How much of this is a consequence of her being an invalid?
Come to think of it, did the book cover her maladies? If not why not?
Schadenfeudalicious.
This –
>>At one point they said they were considering not putting more money into a state (Michigan) right up before the election because they believed that they were just inflaming the other sides’ base.
Says it all for Hillary Clinton as a candidate.
She was so toxic for the White Working class that advertisements for Hillary drove more votes to Trump.
And she was the strongest presidential candidate the Democrats could run.
I still don’t understand why Mook turned off Hillary’s polling two-to-three weeks before the end of the campaign.
The one thing the Hillary campaign had was money.
Trump certainly was using polling as every state he hit in the last three days was a swing state that Obama carried in either or both 2008 and 2012 and he flipped all but one of his targets. (Minnesota was campaigned in due to local coverage in Wisconsin, Trump’s real target.)
And The Democrats only kept Virginia blue due to a gubinatorial pardon of tens of thousands of felons. That was either most or all of the margin of Hillary’s victory there.
I’d always thought that Hillary and her people thought the win was in the bag, she could saunter along to her inevitable coronation, without doing much more than a token campaign. And it was Bernie Sanders who put a spoke in that plan. So belatedly – they had to get to work.

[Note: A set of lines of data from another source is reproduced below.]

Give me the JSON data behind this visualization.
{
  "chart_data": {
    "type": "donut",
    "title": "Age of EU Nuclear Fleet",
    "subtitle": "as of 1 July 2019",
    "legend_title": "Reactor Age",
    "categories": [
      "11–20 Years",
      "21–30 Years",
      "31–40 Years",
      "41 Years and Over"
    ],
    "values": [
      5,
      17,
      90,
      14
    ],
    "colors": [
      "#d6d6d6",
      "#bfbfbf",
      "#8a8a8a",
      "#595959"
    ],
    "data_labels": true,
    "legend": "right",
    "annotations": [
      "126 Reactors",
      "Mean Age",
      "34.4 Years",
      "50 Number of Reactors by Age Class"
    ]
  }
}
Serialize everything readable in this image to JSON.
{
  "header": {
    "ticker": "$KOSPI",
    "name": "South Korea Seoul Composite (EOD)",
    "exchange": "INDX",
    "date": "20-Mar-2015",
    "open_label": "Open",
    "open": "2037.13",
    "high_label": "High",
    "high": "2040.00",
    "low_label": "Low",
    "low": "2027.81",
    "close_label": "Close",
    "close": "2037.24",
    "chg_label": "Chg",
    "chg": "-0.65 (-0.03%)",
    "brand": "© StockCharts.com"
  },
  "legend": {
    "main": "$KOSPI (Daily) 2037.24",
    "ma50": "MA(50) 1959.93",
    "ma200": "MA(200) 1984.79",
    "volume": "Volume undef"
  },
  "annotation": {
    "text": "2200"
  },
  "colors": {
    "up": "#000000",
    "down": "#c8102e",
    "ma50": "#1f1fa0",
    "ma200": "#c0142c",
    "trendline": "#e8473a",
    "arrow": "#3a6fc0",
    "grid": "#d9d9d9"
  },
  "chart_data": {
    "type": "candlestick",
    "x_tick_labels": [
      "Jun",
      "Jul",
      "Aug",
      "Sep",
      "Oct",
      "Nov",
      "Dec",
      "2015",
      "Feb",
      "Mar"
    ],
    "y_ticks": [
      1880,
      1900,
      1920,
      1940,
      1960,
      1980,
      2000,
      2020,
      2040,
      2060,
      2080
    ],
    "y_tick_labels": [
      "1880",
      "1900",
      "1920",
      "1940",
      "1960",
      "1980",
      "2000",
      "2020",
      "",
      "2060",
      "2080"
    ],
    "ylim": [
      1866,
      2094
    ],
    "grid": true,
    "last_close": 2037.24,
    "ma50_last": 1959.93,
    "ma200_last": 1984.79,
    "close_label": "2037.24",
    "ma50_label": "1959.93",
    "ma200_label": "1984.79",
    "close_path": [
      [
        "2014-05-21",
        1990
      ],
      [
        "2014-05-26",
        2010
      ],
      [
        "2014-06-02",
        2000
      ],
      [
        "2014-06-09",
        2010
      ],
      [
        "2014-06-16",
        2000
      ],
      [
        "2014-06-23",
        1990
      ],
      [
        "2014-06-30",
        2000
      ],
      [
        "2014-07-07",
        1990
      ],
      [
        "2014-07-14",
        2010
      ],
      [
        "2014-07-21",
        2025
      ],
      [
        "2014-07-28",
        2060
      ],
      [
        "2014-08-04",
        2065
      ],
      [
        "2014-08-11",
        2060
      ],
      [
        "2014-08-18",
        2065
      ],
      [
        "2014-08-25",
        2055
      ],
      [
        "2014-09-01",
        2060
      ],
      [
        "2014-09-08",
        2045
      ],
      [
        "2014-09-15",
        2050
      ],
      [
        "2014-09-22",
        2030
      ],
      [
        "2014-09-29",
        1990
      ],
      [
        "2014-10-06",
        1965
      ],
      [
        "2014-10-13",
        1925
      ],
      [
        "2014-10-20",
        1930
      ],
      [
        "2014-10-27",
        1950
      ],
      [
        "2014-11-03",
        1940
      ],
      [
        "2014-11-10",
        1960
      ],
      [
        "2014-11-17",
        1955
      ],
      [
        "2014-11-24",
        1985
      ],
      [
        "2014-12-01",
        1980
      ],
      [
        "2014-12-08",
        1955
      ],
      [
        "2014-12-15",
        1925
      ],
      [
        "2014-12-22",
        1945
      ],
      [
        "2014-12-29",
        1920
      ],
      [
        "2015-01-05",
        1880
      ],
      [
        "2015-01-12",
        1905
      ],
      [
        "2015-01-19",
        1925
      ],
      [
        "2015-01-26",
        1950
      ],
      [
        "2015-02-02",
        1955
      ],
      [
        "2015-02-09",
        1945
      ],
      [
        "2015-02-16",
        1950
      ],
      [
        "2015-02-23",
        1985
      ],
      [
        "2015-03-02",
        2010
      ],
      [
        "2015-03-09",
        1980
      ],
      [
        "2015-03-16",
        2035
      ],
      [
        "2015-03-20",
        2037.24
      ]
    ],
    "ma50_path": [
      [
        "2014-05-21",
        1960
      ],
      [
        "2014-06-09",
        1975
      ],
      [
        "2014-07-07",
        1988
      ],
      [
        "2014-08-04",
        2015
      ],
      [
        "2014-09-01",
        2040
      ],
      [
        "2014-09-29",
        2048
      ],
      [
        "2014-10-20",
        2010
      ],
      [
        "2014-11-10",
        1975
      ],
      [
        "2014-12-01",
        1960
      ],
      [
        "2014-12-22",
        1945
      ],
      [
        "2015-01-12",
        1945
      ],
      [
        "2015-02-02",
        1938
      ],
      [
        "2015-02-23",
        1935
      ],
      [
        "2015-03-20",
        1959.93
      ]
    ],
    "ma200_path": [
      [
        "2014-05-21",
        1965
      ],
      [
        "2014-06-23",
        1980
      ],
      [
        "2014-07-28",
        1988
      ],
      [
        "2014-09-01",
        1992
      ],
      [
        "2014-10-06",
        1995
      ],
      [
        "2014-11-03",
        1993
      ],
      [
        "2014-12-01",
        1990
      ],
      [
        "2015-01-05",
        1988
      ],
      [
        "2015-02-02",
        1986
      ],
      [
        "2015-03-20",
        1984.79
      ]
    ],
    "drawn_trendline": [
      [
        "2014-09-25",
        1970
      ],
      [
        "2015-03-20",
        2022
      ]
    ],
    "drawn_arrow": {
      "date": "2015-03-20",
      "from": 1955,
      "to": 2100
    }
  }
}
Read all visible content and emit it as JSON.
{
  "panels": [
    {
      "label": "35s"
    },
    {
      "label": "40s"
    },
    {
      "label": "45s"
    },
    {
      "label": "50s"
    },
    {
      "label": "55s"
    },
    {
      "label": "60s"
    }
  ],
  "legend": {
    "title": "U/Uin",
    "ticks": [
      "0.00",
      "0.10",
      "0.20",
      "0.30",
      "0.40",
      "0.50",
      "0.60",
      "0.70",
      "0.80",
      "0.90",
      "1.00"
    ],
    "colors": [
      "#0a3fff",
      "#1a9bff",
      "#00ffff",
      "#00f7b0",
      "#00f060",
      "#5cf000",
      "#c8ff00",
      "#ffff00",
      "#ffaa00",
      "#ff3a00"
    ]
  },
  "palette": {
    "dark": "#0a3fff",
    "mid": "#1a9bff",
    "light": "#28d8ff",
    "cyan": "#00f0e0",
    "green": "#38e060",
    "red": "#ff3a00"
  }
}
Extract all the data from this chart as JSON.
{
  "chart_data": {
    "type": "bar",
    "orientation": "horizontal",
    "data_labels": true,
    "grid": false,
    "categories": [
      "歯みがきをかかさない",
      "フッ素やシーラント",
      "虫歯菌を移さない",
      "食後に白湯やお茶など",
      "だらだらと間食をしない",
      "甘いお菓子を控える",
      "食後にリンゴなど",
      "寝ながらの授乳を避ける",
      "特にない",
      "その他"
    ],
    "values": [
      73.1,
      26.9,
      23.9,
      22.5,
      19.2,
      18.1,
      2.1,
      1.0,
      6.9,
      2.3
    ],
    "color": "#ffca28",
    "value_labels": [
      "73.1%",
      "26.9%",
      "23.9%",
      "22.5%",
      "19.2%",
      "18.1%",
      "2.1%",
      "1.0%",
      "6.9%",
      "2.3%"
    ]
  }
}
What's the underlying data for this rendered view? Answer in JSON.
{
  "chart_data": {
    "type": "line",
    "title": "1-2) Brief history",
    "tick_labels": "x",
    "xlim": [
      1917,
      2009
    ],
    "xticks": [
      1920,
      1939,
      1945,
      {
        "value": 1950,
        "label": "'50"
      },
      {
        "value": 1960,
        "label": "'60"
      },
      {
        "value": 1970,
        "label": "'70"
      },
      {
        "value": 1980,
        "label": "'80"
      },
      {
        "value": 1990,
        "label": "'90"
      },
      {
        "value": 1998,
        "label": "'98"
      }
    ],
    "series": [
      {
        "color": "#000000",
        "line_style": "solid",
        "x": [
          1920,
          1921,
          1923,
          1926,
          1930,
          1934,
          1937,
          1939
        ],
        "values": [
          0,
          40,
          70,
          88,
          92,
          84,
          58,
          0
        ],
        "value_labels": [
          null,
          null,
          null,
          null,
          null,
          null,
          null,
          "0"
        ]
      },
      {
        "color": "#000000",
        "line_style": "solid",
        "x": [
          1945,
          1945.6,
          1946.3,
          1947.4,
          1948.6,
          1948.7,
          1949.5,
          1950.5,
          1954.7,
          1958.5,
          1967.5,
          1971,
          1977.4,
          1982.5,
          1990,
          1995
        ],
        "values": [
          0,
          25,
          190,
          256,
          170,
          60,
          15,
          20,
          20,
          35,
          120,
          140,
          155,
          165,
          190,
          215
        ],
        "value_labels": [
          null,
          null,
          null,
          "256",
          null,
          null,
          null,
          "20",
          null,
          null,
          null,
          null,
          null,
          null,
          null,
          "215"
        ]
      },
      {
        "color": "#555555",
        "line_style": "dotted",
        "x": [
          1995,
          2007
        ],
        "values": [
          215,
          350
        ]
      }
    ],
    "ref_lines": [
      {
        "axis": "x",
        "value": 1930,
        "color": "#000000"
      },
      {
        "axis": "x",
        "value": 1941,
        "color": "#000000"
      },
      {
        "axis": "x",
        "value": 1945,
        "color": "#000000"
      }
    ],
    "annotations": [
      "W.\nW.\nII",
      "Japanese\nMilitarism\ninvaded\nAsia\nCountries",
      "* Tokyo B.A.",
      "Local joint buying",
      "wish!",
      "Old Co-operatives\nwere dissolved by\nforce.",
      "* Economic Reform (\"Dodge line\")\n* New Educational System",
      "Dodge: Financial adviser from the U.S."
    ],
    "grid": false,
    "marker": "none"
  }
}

I read somewhere that Kushner and his team believed that they had a good chance of winning Minnesota, but the pussygate tape syphoned too many votes away from them.
I just hope this doesn’t diminish her desire to run in 2020. She’s got something to prove now.
At the end when there was a swirl about whether or not she would concede, there was a note that if her team had realized how close it was going to be in key states (within 1% of the vote), they never would have conceded. Apparently Obama called her and pressured her to concede, not wanting his term to end in confusion and chaos.
This must be the first time I agree with Obama. Hillary’s people were smoking some good stuff if they thought they could turn the election results around in a recount. Gore couldn’t find 500 votes in two months of trying to turn FL around for him. Yes, the percentage margins were razor thin but she needed to find (i.e. manufacture) thousands of votes to cover the margins, and do it in two states (WI and MI) at least partially controlled by Republicans. It was never gonna happen.
I don’t think that she has any intention of running again, or that her party will be in any shape to allow it.
1) As we discussed in some detail here at Chicago Boyz, she shows signs of both advanced Parkinson’s disease [as into the stage where mental capacity is diminished] and of the Levadopa syndrome that is the counterproductive reaction to the only drug that can treat Parkinson’s. Absent the discovery of a truly miraculous cure that allows restoration of brain functions [not bloody likely]; by 2020 if still alive she will have a marked resemblance to a football bat.
2) If the GOPe allies of the Democrats do not succeed, it actually may be possible for her to face criminal processes for her past actions.
3) If the GOPe allies of the Democrats do succeed, and the nullification of the laws and Constitution in Democrat controlled areas of the country [the Clinton Archipelago] and use of Democrat street thugs operating outside the law continues apace; by 2020 we may well be involved in the Second American Civil War. By which time, a demented Rosa Kleb-clone may not be in a position to rise to the top of the Leftist party in that war.
Other than the desirability of bringing her to justice as part of the effort to return to a rule of law; she really has no leadership role in the future of American politics.
YMMV
RE Minnesota, if you add McMullin’s votes to Trump’s, Trump would have won. McMullin was supposed to be a spoiler in Utah, but he actually was in Minnesota.